Домовой

Татьяна Овчинникова 4
     Если вы думаете, что домовых не бывает, ошибаетесь. До 31 декабря 2003 года я тоже в них не верила, но произошедшее убедило меня в обратном.
     Именно в этот день, продав накануне свою старенькую «хрущёвку», я въехала в не менее старенький дом, о приобретении которого мечтала несколько лет и который стал для меня этапом новой жизни, обещающим приятные перемены.
     Сидя на стуле посреди одной из комнат в окружении мешков, коробок и мебели, ещё не нашедшей своего места, я радовалась: «Наконец-то не увижу соседей справа, шумно выясняющих отношения (особенно по ночам) и соседей сверху, постоянно забывающих выключить воду в ванной комнате. Разве это не счастье?!»
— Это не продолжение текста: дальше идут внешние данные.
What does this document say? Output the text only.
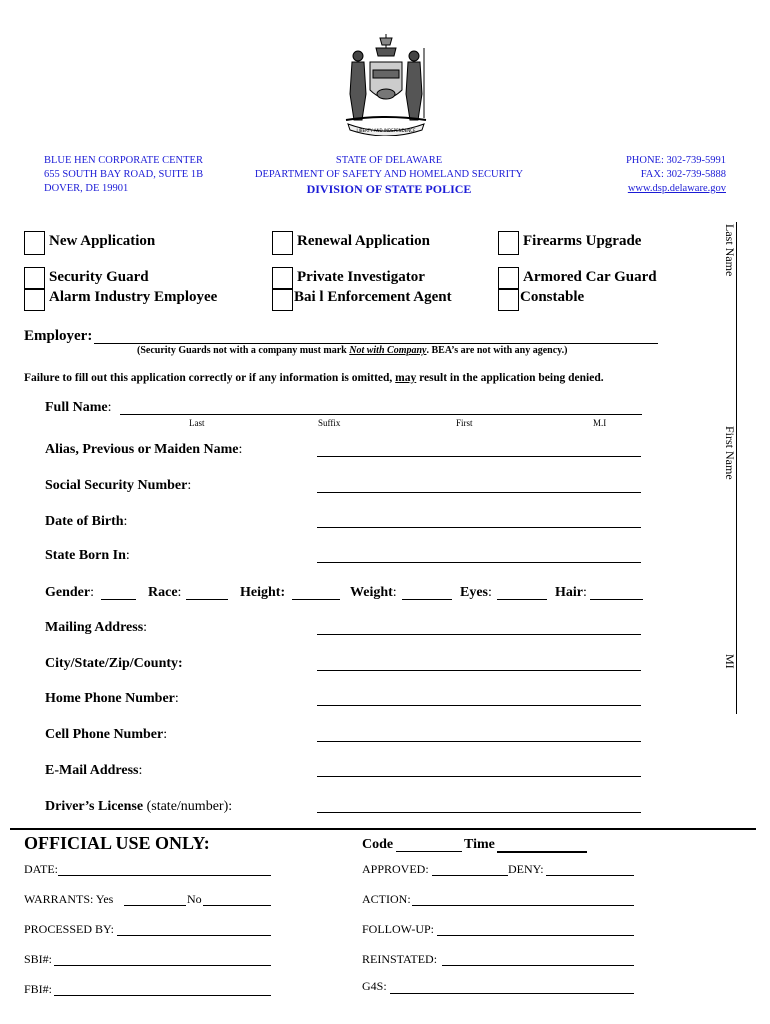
LIBERTY AND INDEPENDENCE
BLUE HEN CORPORATE CENTER
655 SOUTH BAY ROAD, SUITE 1B
DOVER, DE 19901
STATE OF DELAWARE
DEPARTMENT OF SAFETY AND HOMELAND SECURITY
DIVISION OF STATE POLICE
PHONE: 302-739-5991
FAX: 302-739-5888
www.dsp.delaware.gov
New Application	Renewal Application	Firearms Upgrade
Security Guard
Alarm Industry Employee
Private Investigator
Bai l Enforcement Agent
Armored Car Guard
Constable
Employer:
(Security Guards not with a company must mark Not with Company. BEA’s are not with any agency.)
Failure to fill out this application correctly or if any information is omitted, may result in the application being denied.
Full Name:
Last	Suffix	First	M.I
Alias, Previous or Maiden Name:
Social Security Number:
Date of Birth:
State Born In:
Gender:	Race:	Height:	Weight:	Eyes:	Hair:
Mailing Address:
City/State/Zip/County:
Home Phone Number:
Cell Phone Number:
E-Mail Address:
Driver’s License (state/number):
Last Name
First Name
MI
OFFICIAL USE ONLY:	Code	Time
DATE:
WARRANTS: Yes	No
PROCESSED BY:
SBI#:
FBI#:
APPROVED:	DENY:
ACTION:
FOLLOW-UP:
REINSTATED:
G4S:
     Возле ног крутился котёнок, запущенный в дом первым и уже успевший освоиться в необычной обстановке. Глядя на его довольную морду, я умилялась: «Ну, что, киска, нравится?  Ты теперь свободная – можешь гулять во дворе, сколько хочешь, и никто тебя не обидит, не напугает, не пнёт. Никто! Так же, как и меня…»
     За окном падал крупный снег, создавая новогоднее настроение. До боя курантов оставалось пять часов.
     И тут я вспомнила о судаке, лежавшем на столе среди мешочков и пакетиков в ожидании своего часа. Заливное из судака – одно из традиционных блюд моего праздничного  стола, и отказываться от него, даже находясь в «состоянии невесомости», не хотелось.
     Пока рыба варилась, я разбирала коробки.
    
     Готовому блюду требовалось охлаждение. Поскольку холодильник ещё не обрёл постоянного места жительства, я решила остужать заливное на крыльце. Задерживаться на морозе не собиралась -  выскочила в халате и в тапках. Но, как говорится, беда приходит оттуда, откуда её не ждёшь: неожиданно дверь захлопнулась – я осталась на улице… в компании судака.
     Ужас охватил меня: сердце в груди заколотилось, возвещая о предстоящем испытании. Вопрос «что делать?" повис в воздухе. Сначала почувствовала, как мёрзнут уши, потом – колени, ступни ног… - казалось, ещё немного, и я превращусь в ледяную статую. Оглянулась по сторонам – ни в одном из домов не было света, как будто все они в одночасье опустели. Куда бежать? Да и не разбежишься в тапках-шлёпках по снегу. Кого звать на помощь? Подпрыгивая на месте, я повторяла: «Вот Таня - дура! Вот недотёпа! Вечно с тобой происходят глупые истории!  Думай, шевели мозгами!». И решение пришло.
      Возле дверей было небольшое окошечко, скорее похожее на форточку. Пролезть через него, конечно, я бы не смогла. Но разбить стекло и попытаться дотянуться через проём до замка…  Почему бы и нет? Поискав глазами предмет, который мог послужить молотком, я остановила взгляд на алюминиевом судке, в котором покоилось успевшее замёрзнуть рыбное заливное. «Что ж, за неимением лучшего буду бить «судаком», - решила я. Размахнулась – и осколки стекла посыпались к ногам. Обмотав руку подолом халата (благо, он был не коротким), я медленно вытаскивала из оконной рамы осколки стекла, боясь пораниться. И наконец вздохнула с облегчением: просунув окоченевшую руку в освободившийся оконный проём, дотянулась до английского замка – дверь открылась. Радость от спасения невозможно сравнить с радостью обретения какой-либо вещи или даже встречи с другом. Всё внутри заполнилось этой радостью – хотелось прыгать, кричать, махать руками.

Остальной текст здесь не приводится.